Boğazlıyan’ın Gürden Köyü’nde doğup dünya arenasında adını altın harflerle yazdıran Celal Atik, olimpiyat, dünya ve Avrupa şampiyonluklarıyla Türk güreşinin efsaneleri arasında yer alıyor. Hem sporcu hem de antrenör kimliğiyle bir ekol olan Atik, Türk güreş tarihinin en parlak isimlerinden biri olarak anılmaya devam ediyor.
Türk spor tarihinin en saygın isimleri arasında bulunan Celal Atik, 1918 yılında Yozgat’ın Boğazlıyan ilçesine bağlı Gürden Köyü’nde dünyaya geldi. Henüz genç yaşlarda keşfedilen güreş yeteneği, onun hem Türkiye’de hem de uluslararası arenada efsaneleşmesini sağladı. Çalışkanlığı, disiplinli yapısı ve üstün teknik becerileri sayesinde dönemin spor otoriteleri tarafından erken fark edilen Atik, milli mayo ile çıktığı minderde kısa sürede tüm dünyanın dikkatini çeken bir güreş yıldızına dönüştü.
Londra’da Tarihe Geçen Olimpiyat Zaferi
Celal Atik’i ölümsüzleştiren en önemli başarılardan biri ise kuşkusuz 1948 Londra Olimpiyatları’nda geldi. Serbest stil güreşte mindere çıkan milli pehlivan, rakip tanımayan performansı ile altın madalyaya uzandı. Bu büyük galibiyet, Türkiye’nin olimpiyat tarihinde güreşteki üstünlüğünü bir kez daha dünyaya kanıtlarken, Atik’in ismini de uluslararası spor literatürüne taşıdı.
Atik’in o dönemde sergilediği hızlı, çevik ve teknik güreş tarzı, uzmanlar tarafından adeta ders niteliğinde değerlendirilirken kendisine “Anadolu’dan çıkan büyük şampiyon” unvanı yakıştırıldı.
Dünya Ve Avrupa Arenasında Yenilmez Güreşçi
Celal Atik’in kariyeri yalnızca bir olimpiyat zaferiyle sınırlı kalmadı. Dünya şampiyonalarında iki kez zirveye çıkarak Türkiye’ye büyük gurur yaşatan milli güreşçi, Avrupa Şampiyonası’nda da dört kez altın madalya kazandı.

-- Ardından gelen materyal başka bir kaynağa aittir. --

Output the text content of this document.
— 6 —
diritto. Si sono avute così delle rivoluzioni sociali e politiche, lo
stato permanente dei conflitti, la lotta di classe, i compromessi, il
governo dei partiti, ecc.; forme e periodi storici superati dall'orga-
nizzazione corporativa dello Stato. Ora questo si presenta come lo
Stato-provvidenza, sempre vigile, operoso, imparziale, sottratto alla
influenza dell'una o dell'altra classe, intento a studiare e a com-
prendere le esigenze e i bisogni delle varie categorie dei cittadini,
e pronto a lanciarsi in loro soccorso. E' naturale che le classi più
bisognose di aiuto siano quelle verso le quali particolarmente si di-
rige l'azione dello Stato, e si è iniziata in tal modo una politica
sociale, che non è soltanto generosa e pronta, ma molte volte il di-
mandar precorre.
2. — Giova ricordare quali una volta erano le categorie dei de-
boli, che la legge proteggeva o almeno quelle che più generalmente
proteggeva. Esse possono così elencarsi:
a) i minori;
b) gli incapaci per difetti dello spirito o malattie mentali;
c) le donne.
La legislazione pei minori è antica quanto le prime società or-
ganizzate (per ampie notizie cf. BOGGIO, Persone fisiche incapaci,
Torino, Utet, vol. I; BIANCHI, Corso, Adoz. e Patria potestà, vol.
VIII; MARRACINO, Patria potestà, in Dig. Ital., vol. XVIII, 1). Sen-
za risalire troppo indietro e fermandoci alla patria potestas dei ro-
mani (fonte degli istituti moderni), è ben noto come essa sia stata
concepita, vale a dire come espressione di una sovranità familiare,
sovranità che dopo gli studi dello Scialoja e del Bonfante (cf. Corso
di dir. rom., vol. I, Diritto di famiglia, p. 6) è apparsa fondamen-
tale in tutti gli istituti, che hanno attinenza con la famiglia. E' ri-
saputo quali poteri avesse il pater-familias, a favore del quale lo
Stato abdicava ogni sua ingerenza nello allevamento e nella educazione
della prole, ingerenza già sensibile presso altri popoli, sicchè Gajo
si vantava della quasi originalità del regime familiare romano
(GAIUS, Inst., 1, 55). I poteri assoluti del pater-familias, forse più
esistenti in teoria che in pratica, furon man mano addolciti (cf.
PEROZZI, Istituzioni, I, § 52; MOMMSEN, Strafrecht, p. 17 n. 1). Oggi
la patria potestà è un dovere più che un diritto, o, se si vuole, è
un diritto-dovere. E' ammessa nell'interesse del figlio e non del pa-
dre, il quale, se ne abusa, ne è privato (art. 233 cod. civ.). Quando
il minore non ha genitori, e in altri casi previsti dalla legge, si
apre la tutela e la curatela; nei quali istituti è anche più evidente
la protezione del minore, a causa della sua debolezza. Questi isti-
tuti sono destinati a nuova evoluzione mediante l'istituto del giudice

Bu başarıların yanında uluslararası turnuvalarda elde ettiği sayısız birincilik, Atik’i döneminin en korkulan ve en saygı duyulan sporcularından biri haline getirdi. Spor camiasında, tekniğiyle rakiplerini adeta çözerek yenen Atik için “Kuvvette Celal, teknikte Nasuh” sözü sıkça dile getirildi ve güreş kültüründe yerini aldı.
Milli Takımda Bir Ekol
Aktif spor hayatını noktaladıktan sonra tecrübesini genç nesillere aktarmayı seçen Celal Atik, uzun yıllar Milli Güreş Takımı’nın başantrenörlüğünü üstlendi. Onun yönetimindeki milli takım, birçok uluslararası başarıya imza attı ve Türk güreşinin altın dönemini yaşadı. Atik’in yetiştirdiği sporcular hem Türkiye’de hem de dünyada önemli dereceler elde ederek hocasının açtığı yolu sürdürdü.
27 Nisan 1979’da hayata veda eden Celal Atik’in adı, bugün Türkiye’nin birçok spor salonunda, okulunda ve düzenlenen turnuvalarda yaşatılıyor. Boğazlıyan’ın dünya çapında yetiştirdiği en büyük sporculardan biri olarak kabul edilen Atik, yeni nesillere ilham veren bir rol model olmayı sürdürüyor.
Türk güreşine damgasını vuran, disiplinin ve azmin simgesi olan Celal Atik’in mirası, Türkiye’nin spor tarihinde gururla anılmaya devam ediyor.